Тут лицо Ивана Ивановича приняло бессмысленное, почти идиотское выражение. То самое выражение, которое приобретает лицо русского человека вне зависимости от возраста, профессии и должности, если начальство вдруг спрашивает: куда пропало находившееся в ведении данного лица казенное имущество. А уж какое это имущество: киносценарий, моющиеся обои, тракторная гусеница, банка трески в томате, канцелярская скрепка – это решительно все равно. Потому что страна огромная, пространства необозримые, степи, горы, леса и моря, народу везде полно, и запропаститься бесследно может что угодно, где угодно и когда угодно.

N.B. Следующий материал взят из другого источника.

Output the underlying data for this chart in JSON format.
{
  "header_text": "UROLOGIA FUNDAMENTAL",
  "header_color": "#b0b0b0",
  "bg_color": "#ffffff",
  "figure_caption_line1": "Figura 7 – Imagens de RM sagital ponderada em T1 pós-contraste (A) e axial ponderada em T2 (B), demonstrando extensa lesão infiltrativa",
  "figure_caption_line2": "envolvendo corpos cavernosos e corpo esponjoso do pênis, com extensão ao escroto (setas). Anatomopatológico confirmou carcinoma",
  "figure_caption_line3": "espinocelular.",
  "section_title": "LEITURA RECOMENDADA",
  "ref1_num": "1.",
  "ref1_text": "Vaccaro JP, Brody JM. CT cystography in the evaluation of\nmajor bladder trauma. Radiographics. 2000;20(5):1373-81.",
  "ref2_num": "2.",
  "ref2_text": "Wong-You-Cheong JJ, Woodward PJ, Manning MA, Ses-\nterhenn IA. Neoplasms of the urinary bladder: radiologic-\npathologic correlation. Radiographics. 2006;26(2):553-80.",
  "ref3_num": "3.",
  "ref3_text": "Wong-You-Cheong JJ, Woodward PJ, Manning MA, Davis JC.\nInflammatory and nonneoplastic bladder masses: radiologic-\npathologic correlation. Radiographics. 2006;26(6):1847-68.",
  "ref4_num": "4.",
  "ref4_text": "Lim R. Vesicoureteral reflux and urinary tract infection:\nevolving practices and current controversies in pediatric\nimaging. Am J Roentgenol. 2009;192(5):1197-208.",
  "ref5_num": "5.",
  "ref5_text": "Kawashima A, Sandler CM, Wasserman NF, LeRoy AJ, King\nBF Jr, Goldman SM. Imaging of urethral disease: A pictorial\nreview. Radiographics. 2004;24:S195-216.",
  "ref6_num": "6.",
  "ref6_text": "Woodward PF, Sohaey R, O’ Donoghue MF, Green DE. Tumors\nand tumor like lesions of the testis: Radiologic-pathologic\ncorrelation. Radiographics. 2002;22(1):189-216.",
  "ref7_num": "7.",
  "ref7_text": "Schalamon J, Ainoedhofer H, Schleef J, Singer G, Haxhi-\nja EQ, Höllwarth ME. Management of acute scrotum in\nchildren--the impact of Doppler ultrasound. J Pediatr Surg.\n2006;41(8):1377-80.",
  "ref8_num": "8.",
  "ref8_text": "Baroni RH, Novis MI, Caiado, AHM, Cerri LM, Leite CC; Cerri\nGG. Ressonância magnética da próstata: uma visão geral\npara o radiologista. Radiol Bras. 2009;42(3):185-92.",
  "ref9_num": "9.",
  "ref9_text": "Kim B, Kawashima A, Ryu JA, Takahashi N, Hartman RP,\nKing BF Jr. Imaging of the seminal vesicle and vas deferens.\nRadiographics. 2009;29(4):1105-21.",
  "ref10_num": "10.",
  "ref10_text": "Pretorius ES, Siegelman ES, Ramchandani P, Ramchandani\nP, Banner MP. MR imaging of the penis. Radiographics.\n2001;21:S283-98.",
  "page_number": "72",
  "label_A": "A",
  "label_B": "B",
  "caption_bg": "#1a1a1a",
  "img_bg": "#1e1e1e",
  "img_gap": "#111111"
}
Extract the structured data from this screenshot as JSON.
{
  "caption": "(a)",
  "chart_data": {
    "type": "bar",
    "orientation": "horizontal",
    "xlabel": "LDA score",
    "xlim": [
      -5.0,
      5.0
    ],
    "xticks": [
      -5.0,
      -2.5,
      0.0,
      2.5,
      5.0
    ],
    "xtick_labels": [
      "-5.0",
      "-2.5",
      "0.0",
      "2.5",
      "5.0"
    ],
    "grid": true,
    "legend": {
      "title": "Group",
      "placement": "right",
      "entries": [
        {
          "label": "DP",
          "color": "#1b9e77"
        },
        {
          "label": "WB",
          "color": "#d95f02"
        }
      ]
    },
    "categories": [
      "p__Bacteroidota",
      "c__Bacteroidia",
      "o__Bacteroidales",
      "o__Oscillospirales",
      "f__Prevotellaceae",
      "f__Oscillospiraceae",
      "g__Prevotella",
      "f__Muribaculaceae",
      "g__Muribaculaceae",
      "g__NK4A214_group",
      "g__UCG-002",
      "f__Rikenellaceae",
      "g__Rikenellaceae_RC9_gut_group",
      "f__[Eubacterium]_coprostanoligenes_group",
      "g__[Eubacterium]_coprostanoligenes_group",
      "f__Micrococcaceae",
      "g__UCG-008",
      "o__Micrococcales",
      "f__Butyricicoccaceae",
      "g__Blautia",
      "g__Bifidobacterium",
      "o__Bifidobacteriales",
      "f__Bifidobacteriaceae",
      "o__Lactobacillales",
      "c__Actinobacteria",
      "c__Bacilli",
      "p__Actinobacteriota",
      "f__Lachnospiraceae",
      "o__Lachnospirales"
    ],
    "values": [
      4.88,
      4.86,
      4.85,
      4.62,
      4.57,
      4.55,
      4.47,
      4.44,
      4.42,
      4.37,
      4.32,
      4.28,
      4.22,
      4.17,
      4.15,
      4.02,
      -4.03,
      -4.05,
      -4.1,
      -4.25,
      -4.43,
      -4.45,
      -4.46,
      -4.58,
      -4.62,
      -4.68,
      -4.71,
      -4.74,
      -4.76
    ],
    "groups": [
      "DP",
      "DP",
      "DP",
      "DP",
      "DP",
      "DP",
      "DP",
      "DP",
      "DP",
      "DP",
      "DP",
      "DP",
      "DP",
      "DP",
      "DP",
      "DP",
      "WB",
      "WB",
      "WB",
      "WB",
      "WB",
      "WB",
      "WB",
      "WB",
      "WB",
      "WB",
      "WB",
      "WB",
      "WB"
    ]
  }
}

Особое это выражение выскакивает на лице вопрошаемого, даже если его самого в пропаже не винят. Но после принятия такого выражения русский человек становится почему-то ни к чему более не способен, как врать, врать и врать. Да, талантлив наш народ в созидательных планах, и в образном вымысле, и в меткой, ядреной шутке, и в горькой исповеди. Но согласитесь: бездарны мы во вранье! И будь оно проклято, вранье наше, безумное, постыдное, унижающее нас с вами, родной мой читатель! Как начнет врать иной русский человек, так обязательно такое блюдо состряпает, какое не найдешь во всех меню всех наперечет народов. Намешает и того и сего, все перепутает, засахарит, посолит, наперчит, вываляет в черт знает какой трухе, черт знает чем нашпигует, с одного бока пережарит, с другого и подрумянить забудет, а кончит тем, что съест все сам, на ваших глазах, запивая нередко кровавыми слезами.